Roles and Responsibilities

• Identify/Detect and respond to security incidents/threats per the defined policies & procedures in Security Operations
• Perform deep forensics and malware analysis during security events or incident investigations
• Ensure adherence to defined Security Operations SLAs with strong quality in analyzing security events and incident response activities
• Perform threat hunting to identify threats across Enterprises, Clouds, Applications, etc
• Perform regular configuration reviews and health checks of security monitoring systems
• Work with cross-teams and peers to improve detection coverage, logging capabilities, detection, and response systems
• Develop and improve operational processes and procedures for event analysis and incident response activities
• Provide timely feedback to peers and stakeholders on the latest security trends and threat intelligence and contribute towards improving the organization's security posture
• Automate repeated analysis and response workflows to improve the quality and efficiency of security operations
• Participate in purple team & knowledge-building exercises and help constantly improve Security Operations Maturity
• Mentor team members and constantly seek feedback to improve overall productivity, effectiveness, and efficiency of Security operations to detect & respond to security threats/incidents.

Experience & Skills

• 1-7 years of experience working in a Security Operations Center environment
• Must be willing to work on shifts and on-call availability in the 24*7 SOC
• Strong Analytical & Problem-Solving skills and the ability to think outside the box
• Self-motivated and curious to learn about new systems, technologies, and the latest attacks & detection techniques.

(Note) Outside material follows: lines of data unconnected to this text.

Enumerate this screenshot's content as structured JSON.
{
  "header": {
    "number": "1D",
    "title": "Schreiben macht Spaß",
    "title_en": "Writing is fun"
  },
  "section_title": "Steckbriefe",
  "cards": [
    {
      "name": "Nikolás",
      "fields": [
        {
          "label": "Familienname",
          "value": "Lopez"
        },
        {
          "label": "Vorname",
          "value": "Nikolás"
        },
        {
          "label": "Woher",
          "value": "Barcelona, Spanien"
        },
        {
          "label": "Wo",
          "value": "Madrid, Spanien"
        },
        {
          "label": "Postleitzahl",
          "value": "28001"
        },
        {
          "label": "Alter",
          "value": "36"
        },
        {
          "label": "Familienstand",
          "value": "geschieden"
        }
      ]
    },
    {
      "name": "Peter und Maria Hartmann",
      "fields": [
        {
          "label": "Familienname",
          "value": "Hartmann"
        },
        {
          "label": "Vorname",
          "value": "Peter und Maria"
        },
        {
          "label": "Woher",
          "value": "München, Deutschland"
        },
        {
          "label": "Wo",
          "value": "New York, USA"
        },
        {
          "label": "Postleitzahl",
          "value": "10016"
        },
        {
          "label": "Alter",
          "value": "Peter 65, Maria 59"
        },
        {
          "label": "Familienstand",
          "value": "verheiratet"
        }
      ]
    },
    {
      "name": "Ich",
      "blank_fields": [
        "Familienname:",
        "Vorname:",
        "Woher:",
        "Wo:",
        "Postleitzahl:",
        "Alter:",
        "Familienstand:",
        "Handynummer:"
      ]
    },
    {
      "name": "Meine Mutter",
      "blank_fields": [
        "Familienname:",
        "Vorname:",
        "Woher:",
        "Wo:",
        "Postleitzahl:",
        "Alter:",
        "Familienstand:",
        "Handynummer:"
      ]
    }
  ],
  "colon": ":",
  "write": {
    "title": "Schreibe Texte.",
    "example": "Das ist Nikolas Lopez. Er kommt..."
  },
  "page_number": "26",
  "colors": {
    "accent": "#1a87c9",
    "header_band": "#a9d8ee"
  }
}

• Strong understanding of networking concepts, operating systems, cloud, and web/mobile application concepts such as Cookies, APIs, Databases, etc.

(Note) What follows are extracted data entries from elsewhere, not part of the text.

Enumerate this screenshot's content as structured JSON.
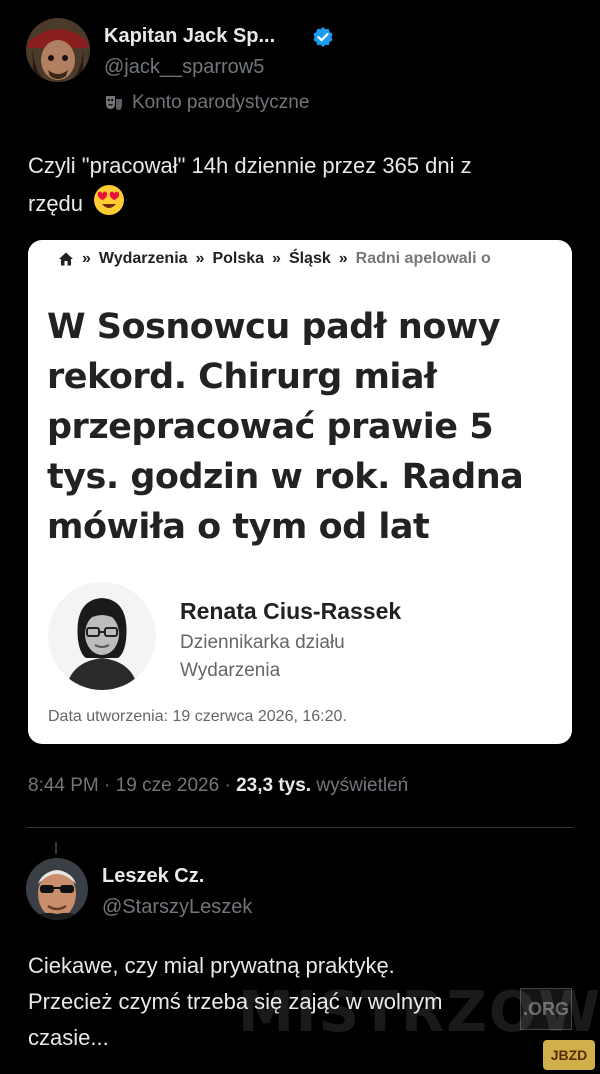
{
  "tweet": {
    "author_name": "Kapitan Jack Sp...",
    "author_handle": "@jack__sparrow5",
    "parody_label": "Konto parodystyczne",
    "text_line1": "Czyli \"pracował\" 14h dziennie przez 365 dni z",
    "text_line2": "rzędu",
    "emoji": "😍",
    "time": "8:44 PM",
    "date": "19 cze 2026",
    "views_count": "23,3 tys.",
    "views_label": "wyświetleń",
    "dot": "·"
  },
  "card": {
    "breadcrumbs": [
      "Wydarzenia",
      "Polska",
      "Śląsk"
    ],
    "breadcrumb_last": "Radni apelowali o",
    "separator": "»",
    "title": "W Sosnowcu padł nowy rekord. Chirurg miał przepracować prawie 5 tys. godzin w rok. Radna mówiła o tym od lat",
    "author_name": "Renata Cius-Rassek",
    "author_role_line1": "Dziennikarka działu",
    "author_role_line2": "Wydarzenia",
    "created": "Data utworzenia: 19 czerwca 2026, 16:20."
  },
  "reply": {
    "author_name": "Leszek Cz.",
    "author_handle": "@StarszyLeszek",
    "text_line1": "Ciekawe, czy mial prywatną praktykę.",
    "text_line2": "Przecież czymś trzeba się zająć w wolnym",
    "text_line3": "czasie..."
  },
  "watermark": {
    "text": "MISTRZOWIE",
    "suffix": ".ORG",
    "badge": "JBZD"
  },
  "colors": {
    "background": "#000000",
    "text": "#e7e9ea",
    "muted": "#71767b",
    "verified": "#1d9bf0"
  }
}
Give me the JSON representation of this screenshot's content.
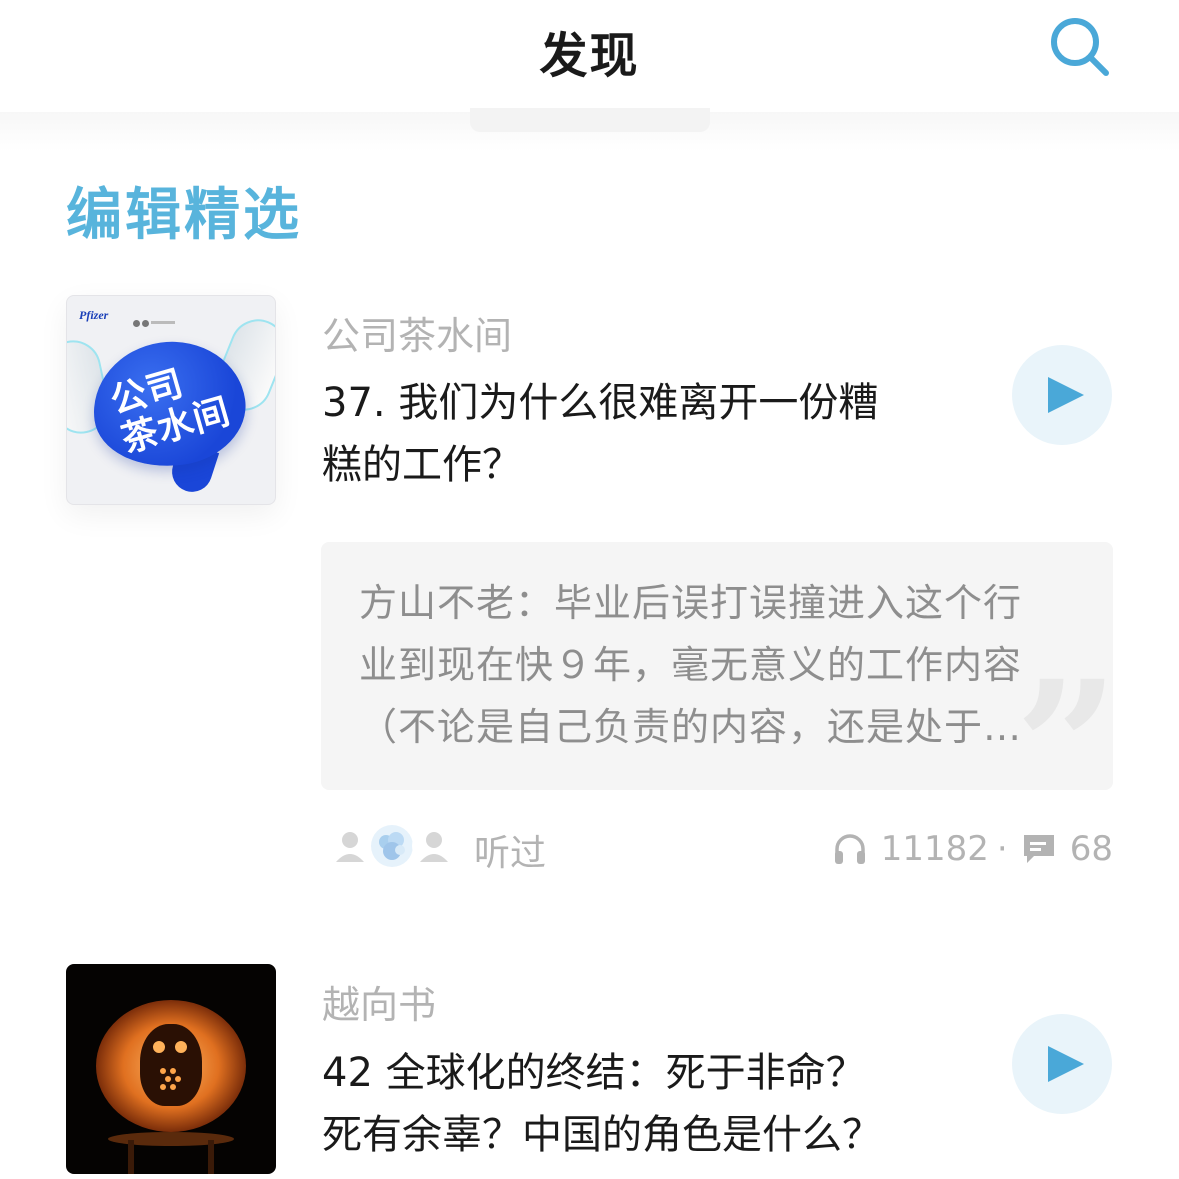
{
  "header": {
    "title": "发现",
    "search_icon": "search-icon"
  },
  "section": {
    "title": "编辑精选"
  },
  "colors": {
    "accent": "#58b4dc",
    "play_bg": "#e9f4fa",
    "play_icon": "#4aa8d8",
    "secondary_text": "#b3b3b3"
  },
  "episodes": [
    {
      "podcast": "公司茶水间",
      "title": "37. 我们为什么很难离开一份糟糕的工作？",
      "title_line1": "37. 我们为什么很难离开一份糟",
      "title_line2": "糕的工作？",
      "cover": {
        "brand": "Pfizer",
        "text_line1": "公司",
        "text_line2": "茶水间"
      },
      "comment": {
        "line1": "方山不老：毕业后误打误撞进入这个行",
        "line2": "业到现在快９年，毫无意义的工作内容",
        "line3": "（不论是自己负责的内容，还是处于…"
      },
      "heard_label": "听过",
      "plays": "11182",
      "dot": "·",
      "comments": "68"
    },
    {
      "podcast": "越向书",
      "title": "42 全球化的终结：死于非命？死有余辜？中国的角色是什么？",
      "title_line1": "42 全球化的终结：死于非命？",
      "title_line2": "死有余辜？中国的角色是什么？"
    }
  ]
}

• Strong understanding of infrastructure components such as Routers, Firewalls, Proxies, VPN,etc
• Strong understanding of security concepts such as encryption, hashing, authentication, integrity, confidentiality, etc.
• Strong understanding of security tools and processes such as SIEM, IDS, XDR, SOAR, Malware analysis, Atomic Red Teaming, Attack Simulation tools, Vulnerability Scanners, Metasploit, etc
• Strong understanding of MITRE ATT&CK Framework and common attack tools, techniques, and procedures.
• Good verbal & written communication skills and can effectively collaborate with various teams such as Software Engineering, DevOps, IT, Legal, HR, PR, etc.
• Strong hands-on experience with cloud providers (AWS, GCP) and scripting in Python.
• Strong work ethic and commitment to fulfilling assigned tasks and responsibilities.
• Comfortable working in fast-paced environments, rapid changes, and context switching.
• Bachelor's degree in a related field or equivalent demonstrated experience and knowledge.